Creating Authentic GLOBE-Infused STEM Experiences in Formal and Informal Educational Settings Through Community Partnerships, STEM Professionals, Instructional Resources, Professional Development, and Student-lead Research Projects to Meet the Challenges Facing Our Planet

Friday, 11 December 2020
Tracy Ostrom, University of California Berkeley, Berkeley, CA, United States and Svetlana Darche, WestEd, San Francisco, CA, United States
This poster emphasizes the key components of implementing two student programs that provide underserved urban youth authentic STEM experiences that focus on meeting the challenges facing our planet. The first program is held in an informal setting. In this program, students in grades 10-12 apply and are selected to participate in an after school internship program centered on climate literacy. Local community agencies and STEM professionals support students in developing environmentally-centered research questions and carrying out field investigations. This program’s facilitators create authentic learning experiences and equip students with the knowledge and skills to collect, analyze, and evaluate scientific data using the GLOBE Program. Students communicate their learning through outreach activities including poster presentations to the local and global communities.

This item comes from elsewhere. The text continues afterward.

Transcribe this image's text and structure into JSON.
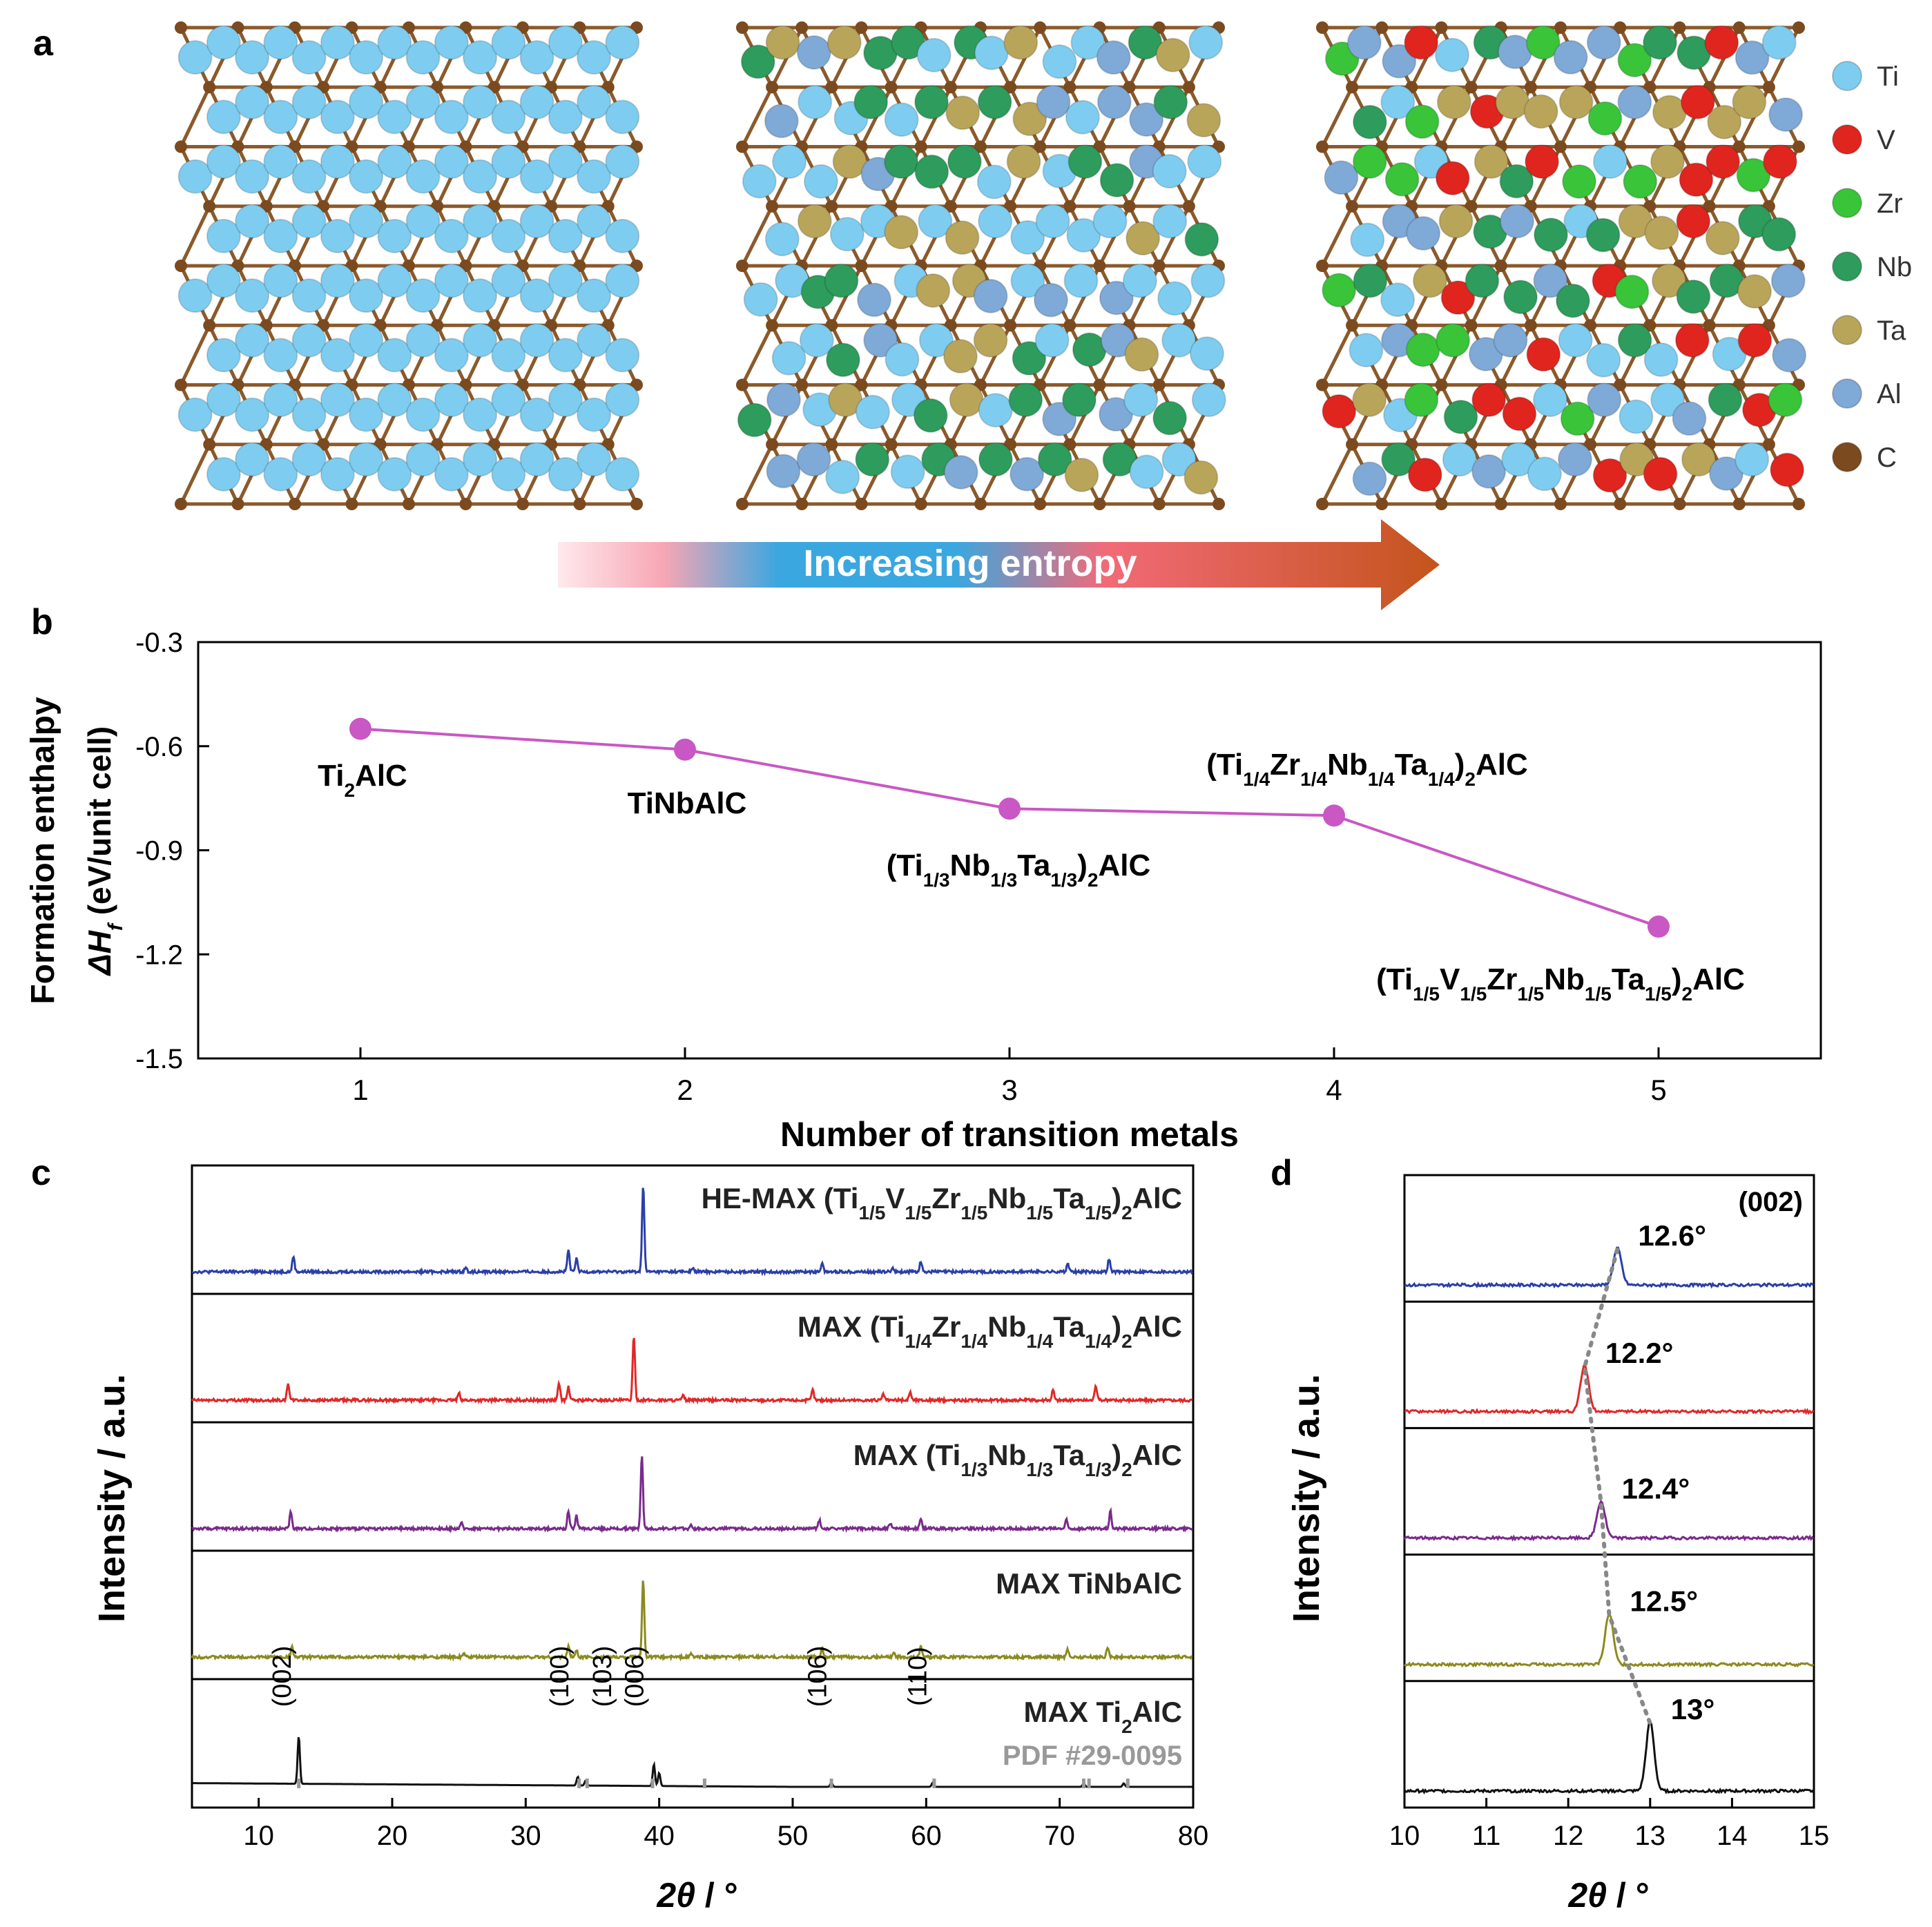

The second program is held in formal K-12 classrooms. Called GLOBE Mission EARTH (GME), the program is implemented through a partnership of multiple institutions across the United States formed to improve STEM education for underserved youth using GLOBE and NASA resources. Students and citizen scientists collect data from their local environments and upload the data to the GLOBE website where it is accessible by participants and NASA scientists. Students work in teams to develop their own research questions, carry out field investigations, and present their findings in regional and/or international student research symposia in professional settings. They also work with STEM scientists in their area of research and receive professional feedback on their efforts. As a result, students develop data collection and data literacy skills as well as the 21st century skills of critical thinking, collaboration, and communication.

Though implemented in different settings, both informal and formal programs use the GLOBE Program as a platform for student engagement in authentic STEM experiences. Both programs also use key components such as community partnerships, STEM professionals, authentic instructional resources, teacher and facilitator professional development and support in order to generate student-lead research projects focused on meeting the challenges facing our planet.